Monday, October 27, 2008

Kirchhorst, 14. Mai 1939

Heute, am Sonntagnachmittag, besuchte mich ein dreiundzwanzigjähriger Leser, der als Gefreiter in Braunschweig dient. Wir tranken unter den Buchen zusammen Kaffee und gingen dann ins Moor. Es fällt mir auf, dass jeder, den ich auf diese Weise kennenlerne, mehr oder minder leidet, ohne dass ihm zu helfen ist. Die Zeit hat Ähnlichkeit mit einem bösen Engpass; die Menschen werden durch ihn hindurchgepresst. Vor allem habe ich, auch schon rein physiognomisch, den Eindruck, dass sie fast völlig im Bewusstsein leben und viel zu sehr mit den Gedanken an die Lage, in der sie sich befinden, beschäftigt sind.

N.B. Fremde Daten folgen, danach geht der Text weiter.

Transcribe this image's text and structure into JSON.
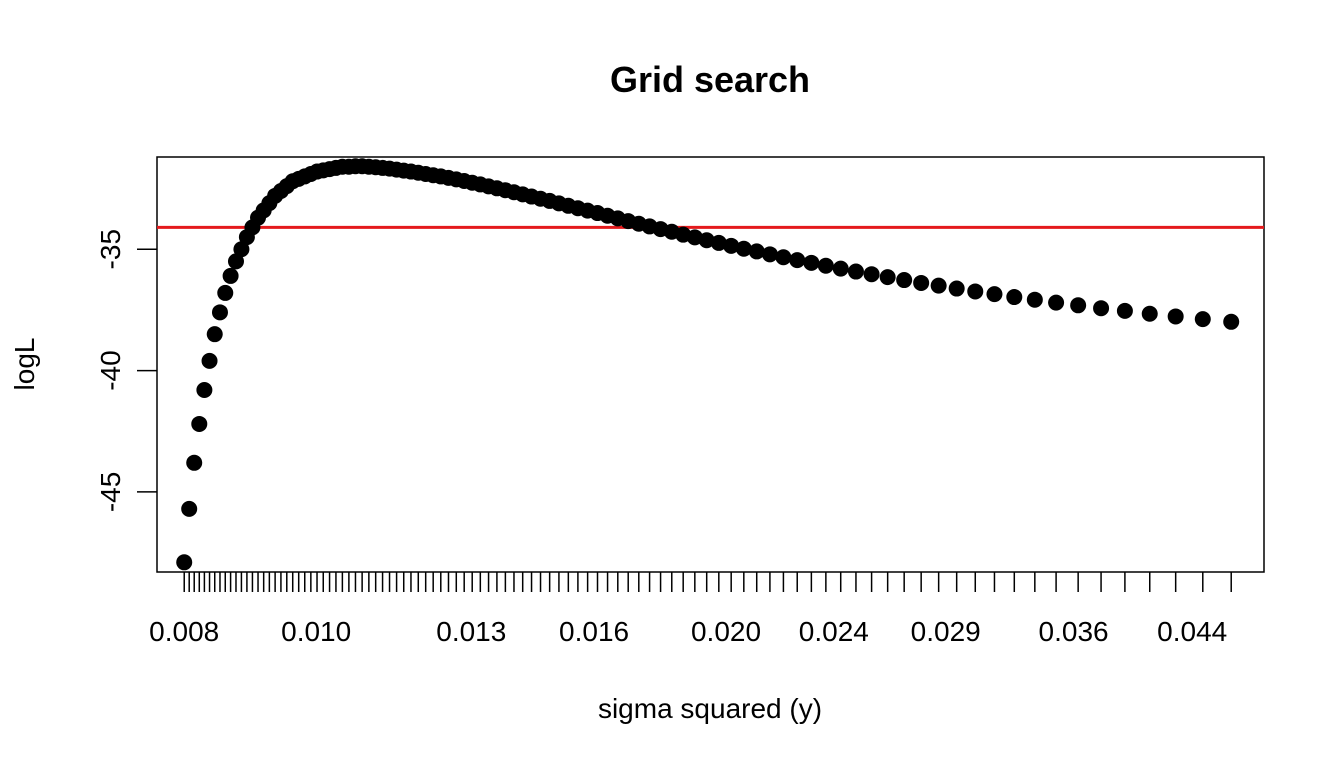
{
  "chart_data": {
    "type": "scatter",
    "title": "Grid search",
    "xlabel": "sigma squared (y)",
    "ylabel": "logL",
    "x_scale": "log",
    "xlim": [
      0.00764,
      0.04968
    ],
    "ylim": [
      -48.3,
      -31.2
    ],
    "x_tick_labels": [
      "0.008",
      "0.010",
      "0.013",
      "0.016",
      "0.020",
      "0.024",
      "0.029",
      "0.036",
      "0.044"
    ],
    "x_tick_label_positions": [
      0.008,
      0.01,
      0.013,
      0.016,
      0.02,
      0.024,
      0.029,
      0.036,
      0.044
    ],
    "y_ticks": [
      -35,
      -40,
      -45
    ],
    "y_tick_labels": [
      "-35",
      "-40",
      "-45"
    ],
    "hline": {
      "y": -34.1,
      "color": "#e41a1c"
    },
    "point_color": "#000000",
    "points": {
      "x_start": 0.008,
      "x_end": 0.047,
      "count": 100,
      "spacing": "reciprocal",
      "y": [
        -47.9,
        -45.7,
        -43.8,
        -42.2,
        -40.8,
        -39.6,
        -38.5,
        -37.6,
        -36.8,
        -36.1,
        -35.5,
        -35.0,
        -34.5,
        -34.1,
        -33.7,
        -33.4,
        -33.1,
        -32.8,
        -32.6,
        -32.4,
        -32.2,
        -32.1,
        -32.0,
        -31.9,
        -31.8,
        -31.75,
        -31.7,
        -31.65,
        -31.6,
        -31.6,
        -31.58,
        -31.58,
        -31.6,
        -31.62,
        -31.65,
        -31.68,
        -31.72,
        -31.76,
        -31.8,
        -31.85,
        -31.9,
        -31.95,
        -32.0,
        -32.06,
        -32.12,
        -32.19,
        -32.26,
        -32.33,
        -32.41,
        -32.49,
        -32.57,
        -32.65,
        -32.74,
        -32.83,
        -32.92,
        -33.01,
        -33.11,
        -33.21,
        -33.31,
        -33.41,
        -33.51,
        -33.62,
        -33.73,
        -33.84,
        -33.95,
        -34.06,
        -34.17,
        -34.28,
        -34.4,
        -34.51,
        -34.63,
        -34.74,
        -34.86,
        -34.98,
        -35.09,
        -35.21,
        -35.33,
        -35.45,
        -35.56,
        -35.68,
        -35.8,
        -35.92,
        -36.03,
        -36.15,
        -36.27,
        -36.39,
        -36.5,
        -36.62,
        -36.74,
        -36.85,
        -36.97,
        -37.08,
        -37.2,
        -37.31,
        -37.43,
        -37.54,
        -37.66,
        -37.77,
        -37.88,
        -37.99
      ]
    }
  }
}
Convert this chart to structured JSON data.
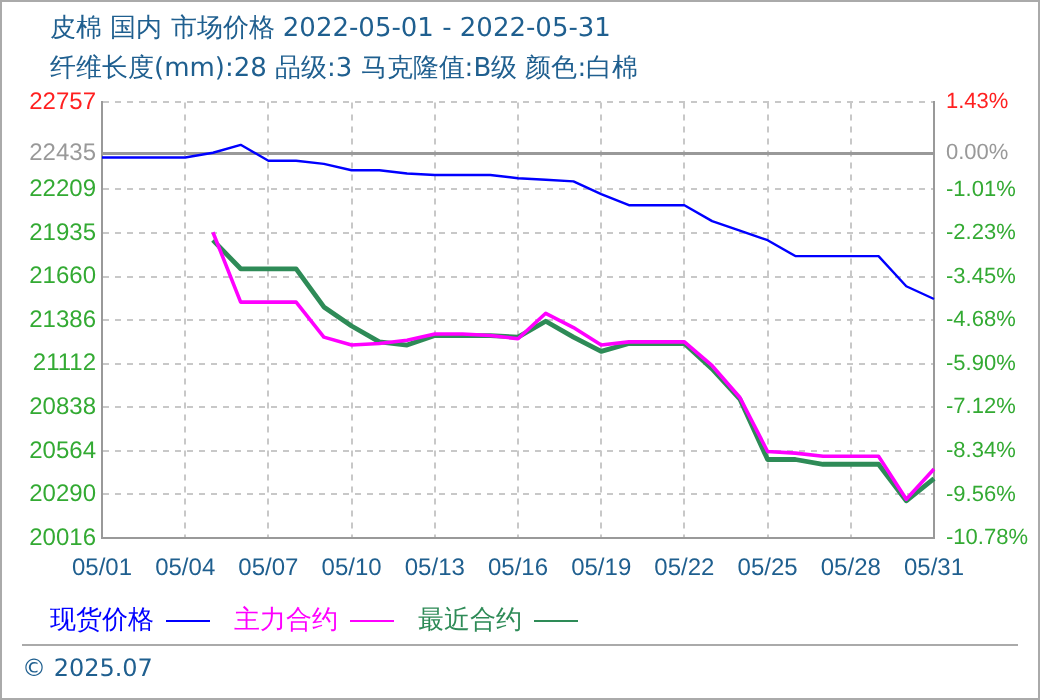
{
  "chart_data": {
    "type": "line",
    "title": "皮棉 国内 市场价格 2022-05-01 - 2022-05-31",
    "subtitle": "纤维长度(mm):28 品级:3 马克隆值:B级 颜色:白棉",
    "categories": [
      "05/01",
      null,
      null,
      "05/04",
      null,
      null,
      "05/07",
      null,
      null,
      "05/10",
      null,
      null,
      "05/13",
      null,
      null,
      "05/16",
      null,
      null,
      "05/19",
      null,
      null,
      "05/22",
      null,
      null,
      "05/25",
      null,
      null,
      "05/28",
      null,
      null,
      "05/31"
    ],
    "series": [
      {
        "name": "现货价格",
        "color": "#0000ff",
        "values": [
          22410,
          22410,
          22410,
          22410,
          22440,
          22490,
          22390,
          22390,
          22370,
          22330,
          22330,
          22310,
          22300,
          22300,
          22300,
          22280,
          22270,
          22260,
          22180,
          22110,
          22110,
          22110,
          22010,
          21950,
          21890,
          21790,
          21790,
          21790,
          21790,
          21600,
          21520
        ]
      },
      {
        "name": "主力合约",
        "color": "#ff00ff",
        "values": [
          null,
          null,
          null,
          null,
          21940,
          21500,
          21500,
          21500,
          21280,
          21230,
          21240,
          21260,
          21300,
          21300,
          21290,
          21270,
          21430,
          21340,
          21230,
          21250,
          21250,
          21250,
          21100,
          20900,
          20560,
          20550,
          20530,
          20530,
          20530,
          20260,
          20450
        ]
      },
      {
        "name": "最近合约",
        "color": "#2e8b57",
        "values": [
          null,
          null,
          null,
          null,
          21890,
          21710,
          21710,
          21710,
          21470,
          21350,
          21250,
          21230,
          21290,
          21290,
          21290,
          21280,
          21380,
          21280,
          21190,
          21240,
          21240,
          21240,
          21080,
          20890,
          20510,
          20510,
          20480,
          20480,
          20480,
          20250,
          20390
        ]
      }
    ],
    "ylim": [
      20016,
      22757
    ],
    "yticks": [
      20016,
      20290,
      20564,
      20838,
      21112,
      21386,
      21660,
      21935,
      22209,
      22435,
      22757
    ],
    "y2lim": [
      -10.78,
      1.43
    ],
    "y2ticks": [
      {
        "value": -10.78,
        "label": "-10.78%"
      },
      {
        "value": -9.56,
        "label": "-9.56%"
      },
      {
        "value": -8.34,
        "label": "-8.34%"
      },
      {
        "value": -7.12,
        "label": "-7.12%"
      },
      {
        "value": -5.9,
        "label": "-5.90%"
      },
      {
        "value": -4.68,
        "label": "-4.68%"
      },
      {
        "value": -3.45,
        "label": "-3.45%"
      },
      {
        "value": -2.23,
        "label": "-2.23%"
      },
      {
        "value": -1.01,
        "label": "-1.01%"
      },
      {
        "value": 0,
        "label": "0.00%"
      },
      {
        "value": 1.43,
        "label": "1.43%"
      }
    ],
    "ref_lines": [
      {
        "axis": "y2",
        "value": 0,
        "color": "#999999"
      }
    ],
    "grid": true,
    "legend": "bottom",
    "marker": "none",
    "annotations": [
      "© 2025.07"
    ]
  }
}
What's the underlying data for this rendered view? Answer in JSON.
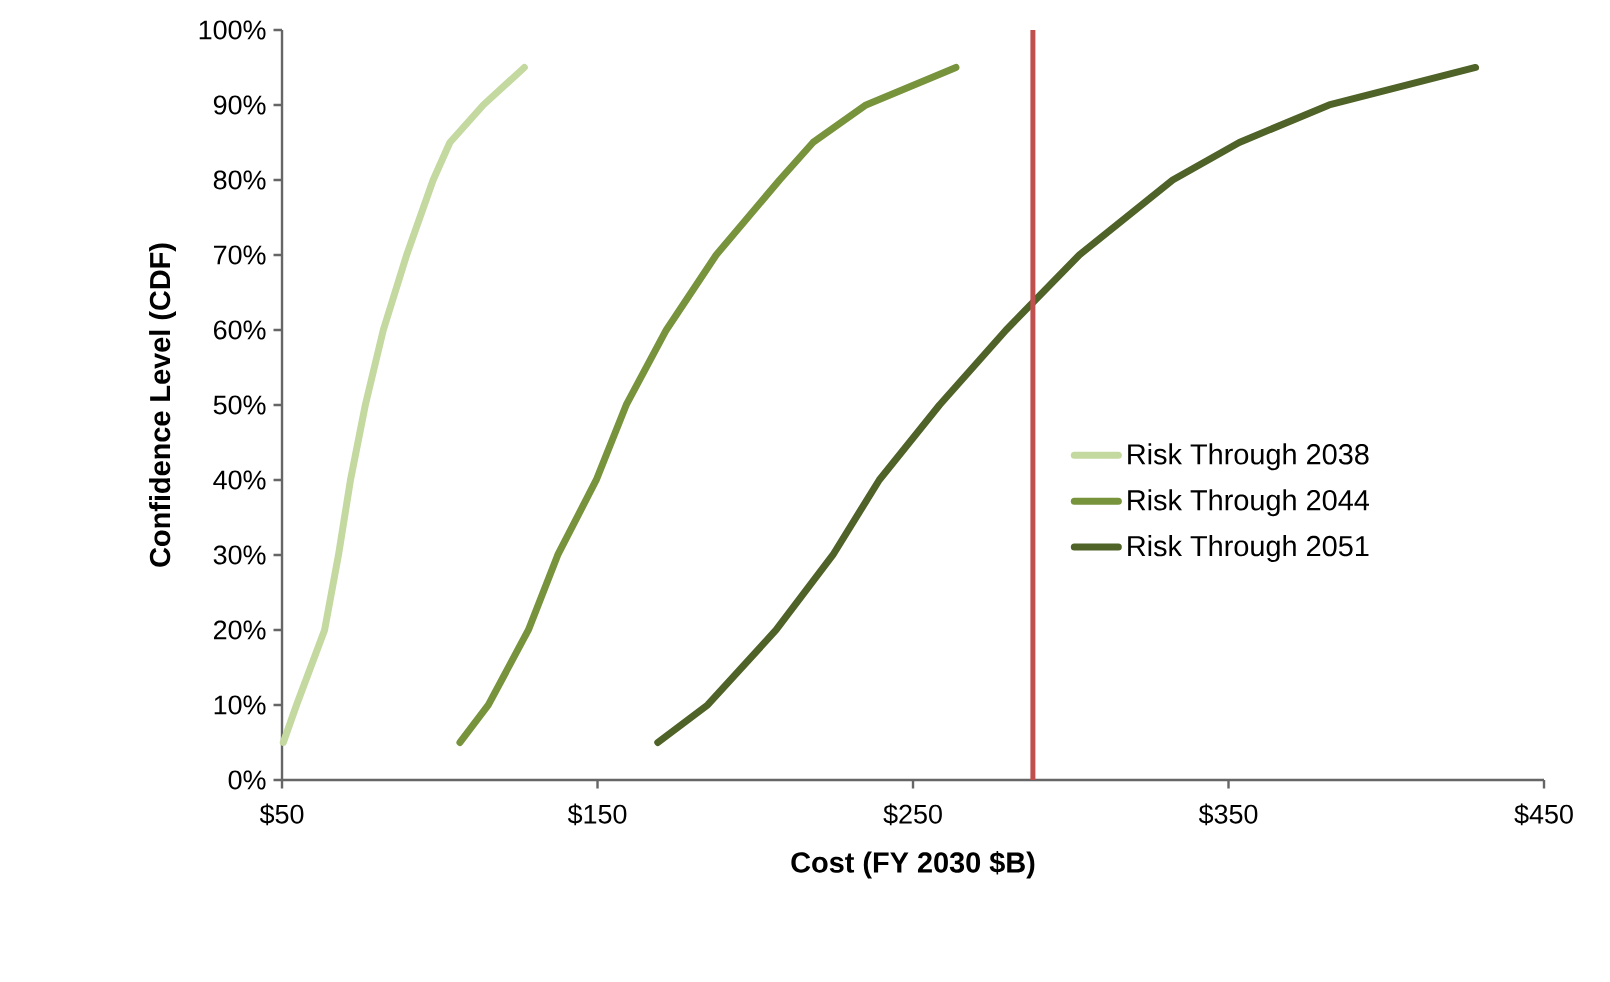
{
  "chart_data": {
    "type": "line",
    "xlabel": "Cost (FY 2030 $B)",
    "ylabel": "Confidence Level (CDF)",
    "xlim": [
      50,
      450
    ],
    "ylim": [
      0,
      100
    ],
    "xticks": [
      {
        "value": 50,
        "label": "$50"
      },
      {
        "value": 150,
        "label": "$150"
      },
      {
        "value": 250,
        "label": "$250"
      },
      {
        "value": 350,
        "label": "$350"
      },
      {
        "value": 450,
        "label": "$450"
      }
    ],
    "yticks": [
      {
        "value": 0,
        "label": "0%"
      },
      {
        "value": 10,
        "label": "10%"
      },
      {
        "value": 20,
        "label": "20%"
      },
      {
        "value": 30,
        "label": "30%"
      },
      {
        "value": 40,
        "label": "40%"
      },
      {
        "value": 50,
        "label": "50%"
      },
      {
        "value": 60,
        "label": "60%"
      },
      {
        "value": 70,
        "label": "70%"
      },
      {
        "value": 80,
        "label": "80%"
      },
      {
        "value": 90,
        "label": "90%"
      },
      {
        "value": 100,
        "label": "100%"
      }
    ],
    "grid": false,
    "legend": "right",
    "marker": "none",
    "line_style": "solid",
    "series": [
      {
        "name": "Risk Through 2038",
        "color": "#c4d9a0",
        "x": [
          50.4,
          54.6,
          63.5,
          67.9,
          71.7,
          76.4,
          82.1,
          89.5,
          97.9,
          103.2,
          113.8,
          126.8
        ],
        "values": [
          5,
          10,
          20,
          30,
          40,
          50,
          60,
          70,
          80,
          85,
          90,
          95
        ]
      },
      {
        "name": "Risk Through 2044",
        "color": "#77933c",
        "x": [
          106.4,
          115.4,
          128.1,
          137.4,
          149.6,
          159.1,
          171.8,
          187.6,
          207.7,
          218.3,
          235.1,
          263.6
        ],
        "values": [
          5,
          10,
          20,
          30,
          40,
          50,
          60,
          70,
          80,
          85,
          90,
          95
        ]
      },
      {
        "name": "Risk Through 2051",
        "color": "#4f6228",
        "x": [
          169.1,
          184.9,
          206.6,
          224.6,
          239.3,
          258.4,
          279.5,
          302.7,
          332.3,
          353.4,
          381.9,
          428.3
        ],
        "values": [
          5,
          10,
          20,
          30,
          40,
          50,
          60,
          70,
          80,
          85,
          90,
          95
        ]
      }
    ],
    "ref_lines": [
      {
        "axis": "x",
        "value": 288,
        "color": "#c0504d"
      }
    ]
  }
}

Sie zeigen Symptome von Examenangst; auch sind sie durchaus wach, und es ist seltsam, dass der Wille zum Glück und auch zum Ungebahnten so schwach in ihnen ausgebildet ist. Hier hat man immer das Gefühl, dass man mit Dauerläufern oder, was noch beklemmender, mit Dauerläuferinnen spricht. Wo wohl der Weltgeist heute seine Träumer und Schläfer in Reserve hält?